Appellee appealed to the court of appeals, raising three assignments of error. The appellate court overruled the first two assignments of error and thus affirmed appellee's convictions. However, the court sustained the third assignment of error, holding that the trial court erred in failing to order a presentence report in accordance with Crim.R. 32.2 and in failing to sentence the defendant in accordance with the sentencing guidelines of R.C. 2929.12. The court of appeals stated that pursuant to Crim.R. 32.2, a presentence report is mandatory in felony cases, and that the statement of the trial court that it had considered the provisions of R.C. 2929.12 was almost an "insuring afterthought." The appellate court remanded the case to the trial court for resentencing in accordance with its opinion.
The matter is before this court on the allowance of the state's motion for leave to appeal.
Rocky A. Coss, Prosecuting Attorney, for appellant.
Jeffrey Jon Lyle, for appellee.
This case presents two issues for our consideration: first, whether Crim.R. 32.2 requires a presentence investigation before a defendant convicted of a felony is sentenced; and second, what must appear in the record to reflect that the trial court considered the sentencing guidelines of R.C. 2929.12. For the reasons that follow, we reverse the court of appeals.
As to the first issue, appellee argues that in a felony case, a presentence report is mandatory. The appellate court agreed, stating: "Crim.R. 32.2 provides that a pre-sentence investigation be done prior to the court imposing `sentence on a convicted de-fendant [ sic].'" The appellate court misreads Crim.R. 32.2. That rule in relevant part states: "(A) * * * In felony cases the court shall * * * order a presentence investigation and report before granting probation." (Emphasis added.) If probation is not at issue, the rule does not apply. In this case, because one of his convictions was for rape, appellee is not even eligible for probation. See R.C. 2951.02(F)(4). Thus the failure of the trial court to order a presentence investigation was not error.
Appellee has characterized the trial court's post-sentence statement regarding the sentencing criteria of R.C. 2929.12 as an afterthought. Appellee argues that the record does not support the conclusion that the trial court considered these criteria before imposing sentence.

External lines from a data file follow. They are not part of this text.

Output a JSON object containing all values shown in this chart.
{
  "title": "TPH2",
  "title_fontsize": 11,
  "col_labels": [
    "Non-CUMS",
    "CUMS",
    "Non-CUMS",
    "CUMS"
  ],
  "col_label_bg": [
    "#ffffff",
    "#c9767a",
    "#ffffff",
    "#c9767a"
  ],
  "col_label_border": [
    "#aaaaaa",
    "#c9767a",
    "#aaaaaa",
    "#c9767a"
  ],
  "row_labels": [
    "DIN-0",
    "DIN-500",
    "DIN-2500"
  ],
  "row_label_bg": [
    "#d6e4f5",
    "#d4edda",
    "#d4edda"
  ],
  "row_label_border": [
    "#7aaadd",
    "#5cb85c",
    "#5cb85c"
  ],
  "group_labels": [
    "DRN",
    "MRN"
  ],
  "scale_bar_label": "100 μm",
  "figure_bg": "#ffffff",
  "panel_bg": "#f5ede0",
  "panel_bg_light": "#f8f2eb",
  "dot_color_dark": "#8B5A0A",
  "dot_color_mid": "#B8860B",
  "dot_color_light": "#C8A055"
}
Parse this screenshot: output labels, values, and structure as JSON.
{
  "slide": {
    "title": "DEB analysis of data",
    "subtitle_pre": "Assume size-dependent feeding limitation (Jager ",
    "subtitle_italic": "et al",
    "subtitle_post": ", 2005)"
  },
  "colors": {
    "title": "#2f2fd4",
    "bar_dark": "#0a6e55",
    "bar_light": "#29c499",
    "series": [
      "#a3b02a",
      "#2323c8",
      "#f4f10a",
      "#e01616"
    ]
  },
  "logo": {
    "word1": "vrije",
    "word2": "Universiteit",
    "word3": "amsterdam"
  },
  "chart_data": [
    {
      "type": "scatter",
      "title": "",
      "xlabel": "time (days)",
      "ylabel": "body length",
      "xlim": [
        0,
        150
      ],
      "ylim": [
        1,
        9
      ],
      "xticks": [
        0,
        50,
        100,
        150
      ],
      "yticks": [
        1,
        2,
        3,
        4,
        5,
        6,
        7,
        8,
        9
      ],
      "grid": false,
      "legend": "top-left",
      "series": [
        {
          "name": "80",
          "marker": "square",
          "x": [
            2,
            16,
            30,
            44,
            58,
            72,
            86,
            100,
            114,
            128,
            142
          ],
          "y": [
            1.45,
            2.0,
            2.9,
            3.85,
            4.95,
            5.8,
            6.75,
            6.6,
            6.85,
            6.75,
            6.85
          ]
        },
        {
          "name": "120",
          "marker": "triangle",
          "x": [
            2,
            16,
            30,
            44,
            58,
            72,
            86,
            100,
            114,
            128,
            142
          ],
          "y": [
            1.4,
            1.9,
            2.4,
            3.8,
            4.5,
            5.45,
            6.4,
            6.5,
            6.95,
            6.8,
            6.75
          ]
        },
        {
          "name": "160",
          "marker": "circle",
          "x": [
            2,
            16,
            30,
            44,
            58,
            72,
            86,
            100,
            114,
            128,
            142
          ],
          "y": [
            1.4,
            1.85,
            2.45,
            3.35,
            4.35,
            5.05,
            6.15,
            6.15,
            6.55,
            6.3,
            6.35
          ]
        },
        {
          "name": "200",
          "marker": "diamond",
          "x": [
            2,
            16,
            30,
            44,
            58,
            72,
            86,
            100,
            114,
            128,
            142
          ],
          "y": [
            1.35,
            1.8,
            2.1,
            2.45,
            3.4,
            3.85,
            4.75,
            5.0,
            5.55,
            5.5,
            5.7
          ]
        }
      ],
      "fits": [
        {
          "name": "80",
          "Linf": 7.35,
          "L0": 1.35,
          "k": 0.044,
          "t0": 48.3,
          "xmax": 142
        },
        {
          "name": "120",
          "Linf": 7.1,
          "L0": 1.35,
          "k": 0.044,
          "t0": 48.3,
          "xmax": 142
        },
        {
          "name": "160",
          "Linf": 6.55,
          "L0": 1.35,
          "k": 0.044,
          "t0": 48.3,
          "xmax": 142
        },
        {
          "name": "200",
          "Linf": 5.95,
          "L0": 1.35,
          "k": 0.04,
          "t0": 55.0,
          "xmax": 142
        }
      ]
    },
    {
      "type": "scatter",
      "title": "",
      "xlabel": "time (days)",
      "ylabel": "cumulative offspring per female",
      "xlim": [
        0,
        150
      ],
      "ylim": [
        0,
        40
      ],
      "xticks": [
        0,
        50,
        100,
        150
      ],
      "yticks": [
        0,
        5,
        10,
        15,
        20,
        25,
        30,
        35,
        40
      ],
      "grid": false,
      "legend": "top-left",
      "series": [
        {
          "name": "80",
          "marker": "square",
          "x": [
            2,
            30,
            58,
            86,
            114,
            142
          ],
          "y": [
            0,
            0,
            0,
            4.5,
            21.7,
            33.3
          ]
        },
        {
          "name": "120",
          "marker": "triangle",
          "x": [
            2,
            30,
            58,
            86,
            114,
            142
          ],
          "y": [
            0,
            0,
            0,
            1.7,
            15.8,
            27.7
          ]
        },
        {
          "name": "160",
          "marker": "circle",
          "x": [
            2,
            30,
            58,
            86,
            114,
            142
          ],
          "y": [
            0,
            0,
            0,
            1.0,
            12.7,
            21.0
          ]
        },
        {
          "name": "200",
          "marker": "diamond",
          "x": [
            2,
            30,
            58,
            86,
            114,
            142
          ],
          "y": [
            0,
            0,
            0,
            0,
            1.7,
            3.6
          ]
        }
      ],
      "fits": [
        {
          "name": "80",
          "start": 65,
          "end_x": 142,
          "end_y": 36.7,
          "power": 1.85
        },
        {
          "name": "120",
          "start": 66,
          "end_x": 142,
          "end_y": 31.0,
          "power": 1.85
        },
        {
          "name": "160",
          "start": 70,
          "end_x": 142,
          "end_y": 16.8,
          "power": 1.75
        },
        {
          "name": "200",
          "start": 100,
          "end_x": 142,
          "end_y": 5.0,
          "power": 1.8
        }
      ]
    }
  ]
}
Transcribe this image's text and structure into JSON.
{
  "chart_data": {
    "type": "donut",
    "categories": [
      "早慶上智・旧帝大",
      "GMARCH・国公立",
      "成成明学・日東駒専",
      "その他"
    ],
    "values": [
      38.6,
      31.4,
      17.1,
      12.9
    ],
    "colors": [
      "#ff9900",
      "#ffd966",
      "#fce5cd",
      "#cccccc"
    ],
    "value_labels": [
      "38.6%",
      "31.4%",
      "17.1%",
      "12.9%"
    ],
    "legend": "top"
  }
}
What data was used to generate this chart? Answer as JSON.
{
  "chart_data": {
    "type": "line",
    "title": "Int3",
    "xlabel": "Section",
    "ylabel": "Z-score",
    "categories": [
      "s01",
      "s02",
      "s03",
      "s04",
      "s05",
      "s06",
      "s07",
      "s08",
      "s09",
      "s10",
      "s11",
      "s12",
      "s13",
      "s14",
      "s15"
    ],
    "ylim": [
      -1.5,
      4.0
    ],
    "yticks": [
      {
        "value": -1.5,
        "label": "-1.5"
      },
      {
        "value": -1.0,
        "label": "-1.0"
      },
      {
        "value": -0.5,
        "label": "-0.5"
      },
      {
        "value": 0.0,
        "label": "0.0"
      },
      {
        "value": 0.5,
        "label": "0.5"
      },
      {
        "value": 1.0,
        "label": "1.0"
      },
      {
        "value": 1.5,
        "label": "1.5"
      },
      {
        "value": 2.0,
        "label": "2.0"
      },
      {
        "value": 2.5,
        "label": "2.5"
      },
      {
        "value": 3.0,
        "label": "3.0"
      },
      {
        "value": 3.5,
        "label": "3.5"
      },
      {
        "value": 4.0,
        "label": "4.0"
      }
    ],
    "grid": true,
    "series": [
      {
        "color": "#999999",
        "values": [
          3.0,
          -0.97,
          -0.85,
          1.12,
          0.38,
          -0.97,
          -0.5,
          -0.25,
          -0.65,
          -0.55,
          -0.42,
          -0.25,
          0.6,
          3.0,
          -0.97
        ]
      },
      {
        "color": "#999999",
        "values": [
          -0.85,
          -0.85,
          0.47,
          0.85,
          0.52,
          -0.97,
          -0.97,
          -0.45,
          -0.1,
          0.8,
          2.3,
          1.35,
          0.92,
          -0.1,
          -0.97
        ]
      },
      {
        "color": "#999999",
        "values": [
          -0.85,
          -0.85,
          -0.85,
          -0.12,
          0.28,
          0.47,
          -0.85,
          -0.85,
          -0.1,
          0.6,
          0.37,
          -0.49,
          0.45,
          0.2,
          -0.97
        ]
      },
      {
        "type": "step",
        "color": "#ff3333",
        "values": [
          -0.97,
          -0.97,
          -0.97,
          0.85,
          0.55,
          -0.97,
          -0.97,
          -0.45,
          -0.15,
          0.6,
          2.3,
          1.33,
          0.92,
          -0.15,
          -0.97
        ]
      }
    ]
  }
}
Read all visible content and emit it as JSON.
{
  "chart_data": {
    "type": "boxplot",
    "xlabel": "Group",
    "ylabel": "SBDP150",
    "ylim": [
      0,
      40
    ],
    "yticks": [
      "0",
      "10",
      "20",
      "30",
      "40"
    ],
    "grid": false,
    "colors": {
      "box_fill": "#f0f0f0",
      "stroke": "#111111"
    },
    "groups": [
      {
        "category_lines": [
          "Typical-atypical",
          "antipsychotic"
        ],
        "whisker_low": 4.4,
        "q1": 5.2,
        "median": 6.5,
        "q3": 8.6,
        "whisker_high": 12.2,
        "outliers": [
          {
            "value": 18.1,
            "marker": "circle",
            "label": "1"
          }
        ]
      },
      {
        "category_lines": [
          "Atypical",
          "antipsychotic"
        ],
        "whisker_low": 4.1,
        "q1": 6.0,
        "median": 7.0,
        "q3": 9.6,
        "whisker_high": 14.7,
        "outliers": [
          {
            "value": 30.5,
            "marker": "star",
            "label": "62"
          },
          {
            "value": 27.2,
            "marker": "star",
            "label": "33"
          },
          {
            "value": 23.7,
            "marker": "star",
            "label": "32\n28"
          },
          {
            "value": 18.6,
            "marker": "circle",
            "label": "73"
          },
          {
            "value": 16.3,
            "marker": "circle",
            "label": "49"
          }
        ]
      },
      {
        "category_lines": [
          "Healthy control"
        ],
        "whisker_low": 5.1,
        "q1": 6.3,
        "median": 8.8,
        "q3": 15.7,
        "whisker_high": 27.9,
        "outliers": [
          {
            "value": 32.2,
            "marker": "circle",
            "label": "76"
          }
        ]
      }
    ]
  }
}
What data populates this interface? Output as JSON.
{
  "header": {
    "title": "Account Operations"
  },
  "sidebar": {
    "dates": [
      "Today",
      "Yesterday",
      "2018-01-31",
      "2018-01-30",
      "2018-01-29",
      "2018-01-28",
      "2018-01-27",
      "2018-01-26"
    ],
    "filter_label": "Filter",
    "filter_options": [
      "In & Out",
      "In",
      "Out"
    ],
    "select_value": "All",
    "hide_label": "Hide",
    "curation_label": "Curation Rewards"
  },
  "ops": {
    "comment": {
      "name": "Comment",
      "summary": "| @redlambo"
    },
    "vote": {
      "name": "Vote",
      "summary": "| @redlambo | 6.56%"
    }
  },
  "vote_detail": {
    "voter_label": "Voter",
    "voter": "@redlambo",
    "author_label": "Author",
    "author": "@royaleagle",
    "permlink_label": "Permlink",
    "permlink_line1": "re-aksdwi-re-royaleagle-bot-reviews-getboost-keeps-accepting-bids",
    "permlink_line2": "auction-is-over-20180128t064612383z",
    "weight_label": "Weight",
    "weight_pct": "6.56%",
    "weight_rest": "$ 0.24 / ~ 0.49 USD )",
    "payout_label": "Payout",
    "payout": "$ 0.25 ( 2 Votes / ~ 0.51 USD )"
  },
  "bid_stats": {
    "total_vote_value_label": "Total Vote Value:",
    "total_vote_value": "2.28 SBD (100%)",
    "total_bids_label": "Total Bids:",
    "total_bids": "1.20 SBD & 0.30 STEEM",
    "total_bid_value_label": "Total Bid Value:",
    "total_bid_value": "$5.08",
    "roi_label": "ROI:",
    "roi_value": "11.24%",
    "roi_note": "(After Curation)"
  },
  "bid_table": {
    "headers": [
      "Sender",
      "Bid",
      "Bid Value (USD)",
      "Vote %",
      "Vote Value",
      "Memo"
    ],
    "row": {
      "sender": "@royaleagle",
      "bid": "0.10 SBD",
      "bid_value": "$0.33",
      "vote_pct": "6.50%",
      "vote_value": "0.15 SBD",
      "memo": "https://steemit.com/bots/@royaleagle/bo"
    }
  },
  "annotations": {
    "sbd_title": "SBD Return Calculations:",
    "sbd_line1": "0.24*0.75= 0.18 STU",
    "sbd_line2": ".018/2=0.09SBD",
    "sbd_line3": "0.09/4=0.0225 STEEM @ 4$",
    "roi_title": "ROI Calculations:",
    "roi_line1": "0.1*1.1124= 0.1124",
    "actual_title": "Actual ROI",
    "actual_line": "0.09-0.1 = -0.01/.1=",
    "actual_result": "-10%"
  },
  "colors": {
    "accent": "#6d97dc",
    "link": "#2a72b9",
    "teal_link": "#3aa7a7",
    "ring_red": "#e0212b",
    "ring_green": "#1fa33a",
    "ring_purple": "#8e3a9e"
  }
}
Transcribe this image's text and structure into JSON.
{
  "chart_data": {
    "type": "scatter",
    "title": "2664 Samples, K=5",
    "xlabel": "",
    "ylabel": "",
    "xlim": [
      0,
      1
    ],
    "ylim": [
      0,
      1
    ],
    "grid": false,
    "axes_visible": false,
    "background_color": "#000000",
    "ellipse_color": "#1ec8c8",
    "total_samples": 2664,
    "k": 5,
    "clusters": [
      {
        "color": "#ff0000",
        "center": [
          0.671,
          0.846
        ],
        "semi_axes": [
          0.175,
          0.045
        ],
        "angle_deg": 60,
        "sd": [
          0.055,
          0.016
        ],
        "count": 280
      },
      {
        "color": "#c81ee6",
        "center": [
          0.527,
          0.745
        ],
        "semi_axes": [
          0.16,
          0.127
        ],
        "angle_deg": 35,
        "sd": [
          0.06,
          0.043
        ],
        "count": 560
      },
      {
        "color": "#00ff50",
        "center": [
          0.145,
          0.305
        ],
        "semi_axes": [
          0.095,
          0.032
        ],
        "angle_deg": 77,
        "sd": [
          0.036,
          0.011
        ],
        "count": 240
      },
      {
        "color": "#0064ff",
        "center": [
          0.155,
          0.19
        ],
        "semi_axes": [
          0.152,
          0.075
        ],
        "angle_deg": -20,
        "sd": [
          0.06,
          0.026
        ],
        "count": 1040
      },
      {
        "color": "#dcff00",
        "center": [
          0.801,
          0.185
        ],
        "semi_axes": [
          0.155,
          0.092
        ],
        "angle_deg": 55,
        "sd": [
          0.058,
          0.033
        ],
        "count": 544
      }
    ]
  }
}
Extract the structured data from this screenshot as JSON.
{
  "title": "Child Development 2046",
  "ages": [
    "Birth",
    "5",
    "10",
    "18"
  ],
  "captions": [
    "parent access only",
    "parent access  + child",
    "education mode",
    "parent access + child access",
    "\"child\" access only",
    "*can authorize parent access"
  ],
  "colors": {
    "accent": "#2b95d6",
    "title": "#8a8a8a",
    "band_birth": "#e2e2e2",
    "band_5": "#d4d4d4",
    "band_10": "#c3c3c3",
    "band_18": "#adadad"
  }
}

This court has held that: "A silent record raises the presumption that a trial court considered the factors contained in R.C. 2929.12." State v. Adams (1988), 37 Ohio St.3d 295, 525 N.E.2d 1361, paragraph three of the syllabus; accord State v. O'Dell (1989), 45 Ohio St.3d 140, 147, 543 N.E.2d 1220, 1227. Nothing in the statute or the decisions of this court imposes any duty on the trial court to set forth its reasoning. The burden is on the defendant to come forward with evidence to rebut the presumption that the trial court considered the sentencing criteria. Here, the defendant did not do so. Since such a statement is not required, its timing is irrelevant.
We do not suggest that the preferred practice is to pass sentence without a statement that the sentencing criteria were followed or that a statement, if made, should not be entered in the record prior to imposition of sentence. However, a post-sentencing statement that the sentencing criteria were followed is surely not a greater indication of criteria violation than the silent-record presumption approved in State v. Adams, supra. Since a defendant must rebut the presumption that the sentencing criteria were followed where the record is silent, it follows that the defendant in the case before us should be required to challenge the content (rather than the timing) of the trial court's statement.
We reverse the judgment of the court of appeals with respect to appellee's sentence and reinstate the sentence of the trial court.
MOYER, C.J., SWEENEY, HOLMES, DOUGLAS, WRIGHT and RESNICK, JJ., concur.